Depuis la révolution, le secteur pétrolier tunisien connaît des revers, tout comme la majorité des secteurs de production d’ailleurs. Les employés et ouvriers dans différents secteurs se sont mis à contester leurs conditions de travail et notamment leurs salaires, en arrêtant la production et réclamant une amélioration immédiate. Les manifestations et les sit-in se multiplient et affectent la production et certaines compagnies pétrolières subissent des déséquilibres de production, au point que certaines ont réfléchi, après 2011, à arrêter tout investissement futur en Tunisie. Mais depuis quelques années, la donne change et la confiance des opérateurs étrangers en ce site semble revenue avec force au point de partir à l’assaut de zones inexplorées.
La Tunisie dispose de ressources pétrolières très modestes en comparaison à ses voisins, elle essaye de les exploiter au maximum, afin de réduire les dépenses liées à la compensation des hydrocarbures. Et même si le secteur contribue à la création d’un bon nombre de postes d’emploi et permet la mise en place d’activités à plus forte valeur ajoutée, n’empêche qu’il fait face à plusieurs défis, notamment ceux relatifs au raffinage, à la distribution et à l’approvisionnement. Depuis la révolution, les manifestations et les sit-in se multiplient et affectent la production et certaines compagnies pétrolières subissent des déséquilibres de production. Mais pour Mohamed Ali Khelil, le Pdg de l’Entreprise tunisienne d’activités pétrolières (Etap), 2019 est « l’année de la reprise ». Malgré les difficultés, les investissements dans le pétrolier se maintiennent. Et les entreprises du secteur continuent d’investir, tout en suivant de près le potentiel à long terme du pays.
La confiance reprend
Le 28 juin 2019, six permis d’exploration et de prospection ont été octroyés, et d’autres vont suivre d’ici quelques mois. Les nouveaux permis ont été accordés à trois compagnies (norvégienne, britannique et américaine) et couvrent les régions du nord, du centre et du sud. La société norvégienne « Panoceanic Energy Limited » a bénéficié de trois permis d’exploration, à savoir « Meteline », « Teskraya » et « Kef Abed » dans la région de Bizerte. La compagnie américaine « Hunt Overseas Oil » a reçu deux permis d’exploration baptisés « Hezoua » et « Waha » dans les régions de Tozeur et Kébili. Une troisième société, en l’occurrence la compagnie britannique « Upland » Ressources Limited, a pu avoir son permis de prospection dit « Saouaf » dans le centre du pays. Le coût de ces travaux de prospection est évalué à 42,2 millions de dinars, soit 13 millions de dollars. Ce montant pourrait atteindre 131,5 millions de dollars, l’équivalent de 427,3 millions de dinars, en cas de transformations ultérieures en permis de recherche.

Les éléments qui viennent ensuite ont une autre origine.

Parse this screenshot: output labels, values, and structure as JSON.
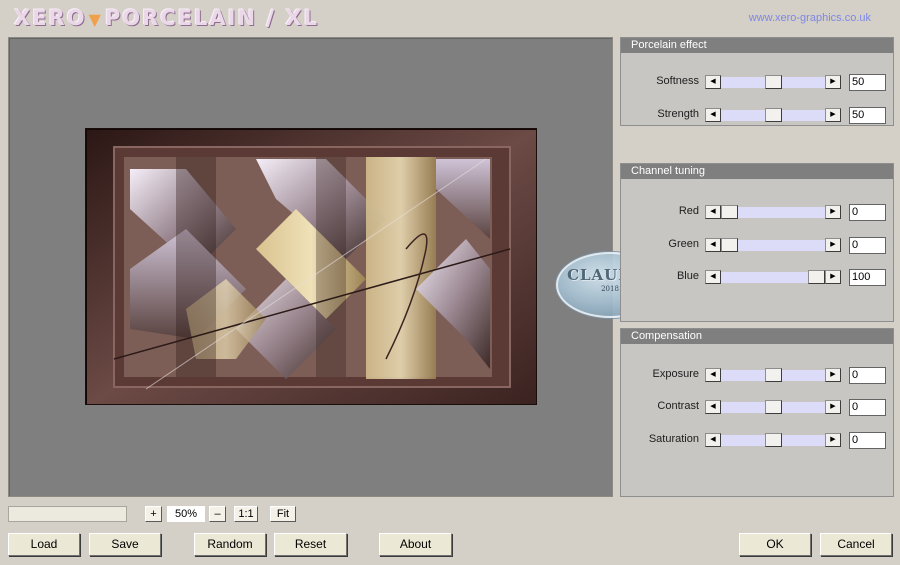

Obtenues en six mois à peine, ces nouvelles concessions représentent une augmentation de près d’un tiers des 21 permis en activité en 2018 ( la Tunisie a connu une baisse des permis de prospection, ils ont été 52 permis en 2010). Autre chiffre significatif : les investissements dans le domaine de l’exploration sont passés de 72 millions de dollars, en 2018, à 254 millions, en 2019. Le pays profite de deux ans d’accalmie sur le front social. La production de pétrole dans le sud du pays, où se trouvent les principaux sites, avait été totalement bloquée à plusieurs reprises depuis 2017.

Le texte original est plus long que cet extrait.